On California’s role in historical moments for Black activists
California was central [in the history of Black activists], especially the Watts riots, etc. … [in] the formation of the Black Panther Party in Oakland, California, [and in] also the Los Angeles chapter founded by Bunchy Carter, and the unfortunate murder of Black Panthers at UCLA, my home campus, in the late 1960s.
So that sort of activism, armed self-defense, and imagining U.S. democracy to be different, to become better and different, similar to what Black Lives Matter has been doing today, has been a key part of African-American history, especially in places like California.
On the role of Black women in the civil rights movement and movement for racial justice
Often we’ll focus on large male leaders, figures, personalities, but we ignore that many organizations had people, especially Black women, doing most of the daily tasks. They weren’t always on television going in front of cameras. They were mailing things, putting things together like Marian Kramer, [the] Detroit leader of the League of Revolutionary Black Workers.
They were out in the streets, but they were certainly doing paperwork, the breakfast for children program through the Black Panther Party. They were feeding children — so they’re doing all of these daily tasks which don’t get much credit, [but are] essential and foundational for organizations to run.

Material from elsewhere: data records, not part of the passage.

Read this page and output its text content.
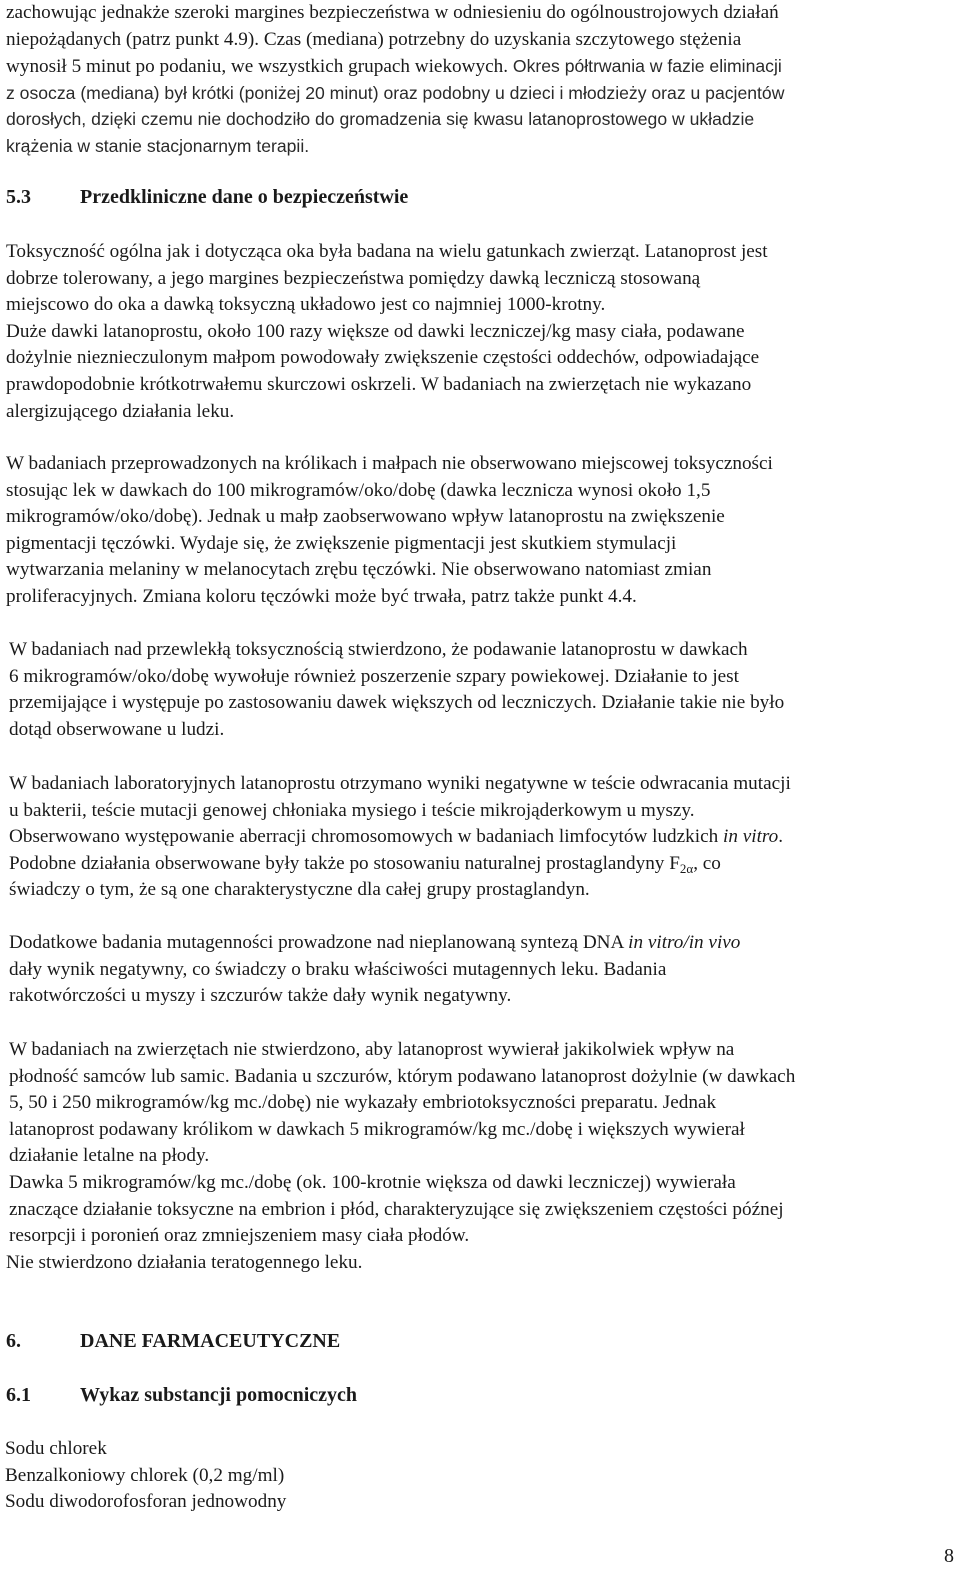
zachowując jednakże szeroki margines bezpieczeństwa w odniesieniu do ogólnoustrojowych działań

niepożądanych (patrz punkt 4.9). Czas (mediana) potrzebny do uzyskania szczytowego stężenia

wynosił 5 minut po podaniu, we wszystkich grupach wiekowych. Okres półtrwania w fazie eliminacji

z osocza (mediana) był krótki (poniżej 20 minut) oraz podobny u dzieci i młodzieży oraz u pacjentów

dorosłych, dzięki czemu nie dochodziło do gromadzenia się kwasu latanoprostowego w układzie

krążenia w stanie stacjonarnym terapii.

5.3 Przedkliniczne dane o bezpieczeństwie

Toksyczność ogólna jak i dotycząca oka była badana na wielu gatunkach zwierząt. Latanoprost jest

dobrze tolerowany, a jego margines bezpieczeństwa pomiędzy dawką leczniczą stosowaną

miejscowo do oka a dawką toksyczną układowo jest co najmniej 1000-krotny.

Duże dawki latanoprostu, około 100 razy większe od dawki leczniczej/kg masy ciała, podawane

dożylnie nieznieczulonym małpom powodowały zwiększenie częstości oddechów, odpowiadające

prawdopodobnie krótkotrwałemu skurczowi oskrzeli. W badaniach na zwierzętach nie wykazano

alergizującego działania leku.

W badaniach przeprowadzonych na królikach i małpach nie obserwowano miejscowej toksyczności

stosując lek w dawkach do 100 mikrogramów/oko/dobę (dawka lecznicza wynosi około 1,5

mikrogramów/oko/dobę). Jednak u małp zaobserwowano wpływ latanoprostu na zwiększenie

pigmentacji tęczówki. Wydaje się, że zwiększenie pigmentacji jest skutkiem stymulacji

wytwarzania melaniny w melanocytach zrębu tęczówki. Nie obserwowano natomiast zmian

proliferacyjnych. Zmiana koloru tęczówki może być trwała, patrz także punkt 4.4.

W badaniach nad przewlekłą toksycznością stwierdzono, że podawanie latanoprostu w dawkach

6 mikrogramów/oko/dobę wywołuje również poszerzenie szpary powiekowej. Działanie to jest

przemijające i występuje po zastosowaniu dawek większych od leczniczych. Działanie takie nie było

dotąd obserwowane u ludzi.

W badaniach laboratoryjnych latanoprostu otrzymano wyniki negatywne w teście odwracania mutacji

u bakterii, teście mutacji genowej chłoniaka mysiego i teście mikrojąderkowym u myszy.

Obserwowano występowanie aberracji chromosomowych w badaniach limfocytów ludzkich in vitro.

Podobne działania obserwowane były także po stosowaniu naturalnej prostaglandyny $F_{2\alpha}$, co

świadczy o tym, że są one charakterystyczne dla całej grupy prostaglandyn.

Dodatkowe badania mutagenności prowadzone nad nieplanowaną syntezą DNA in vitro/in vivo

dały wynik negatywny, co świadczy o braku właściwości mutagennych leku. Badania

rakotwórczości u myszy i szczurów także dały wynik negatywny.

W badaniach na zwierzętach nie stwierdzono, aby latanoprost wywierał jakikolwiek wpływ na

płodność samców lub samic. Badania u szczurów, którym podawano latanoprost dożylnie (w dawkach

5, 50 i 250 mikrogramów/kg mc./dobę) nie wykazały embriotoksyczności preparatu. Jednak

latanoprost podawany królikom w dawkach 5 mikrogramów/kg mc./dobę i większych wywierał

działanie letalne na płody.

Dawka 5 mikrogramów/kg mc./dobę (ok. 100-krotnie większa od dawki leczniczej) wywierała

znaczące działanie toksyczne na embrion i płód, charakteryzujące się zwiększeniem częstości późnej

resorpcji i poronień oraz zmniejszeniem masy ciała płodów.

Nie stwierdzono działania teratogennego leku.

6.	DANE FARMACEUTYCZNE
6.1 Wykaz substancji pomocniczych

Sodu chlorek

Benzalkoniowy chlorek (0,2 mg/ml)

Sodu diwodorofosforan jednowodny

8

On looking to Black celebrities as leaders in the movement
So Malcolm X, at a panel he gave in 1963 at Berkeley, California, he criticized certain leaders for what he would call “selling out to the white liberals.” For Malcolm, he understood that just because you have money, wealth, access to power, proximity to white elites, that does not mean that you should even be considered a leader. For him, you are selling out the Black working class, white poor people because you’re there for your own individual interests and not for the interests of those who are less fortunate than you. So Malcolm was very keen on understanding the class divisions within the African American community, and we see some of these things today.
Well, I think today, and people I deeply respect, for instance, LeBron James and the More Than A Vote initiative — people using phrases like “using our platform.” For me, the question is, what does that even mean? And who designated you as such a leader? Is it because you have a certain talent? Is it because of your proximity to white elites and politicians?
Ice Cube, as a more recent example, when he was trying to work with the Donald Trump administration and get around $500 million when many reports suggest he needs 15 to 20 … trillion dollars to have any significant change in the wealth gap for African Americans. So these are more recent examples. But you have counter-examples such as Colin Kaepernick and many more, including Maya Moore of the WNBA.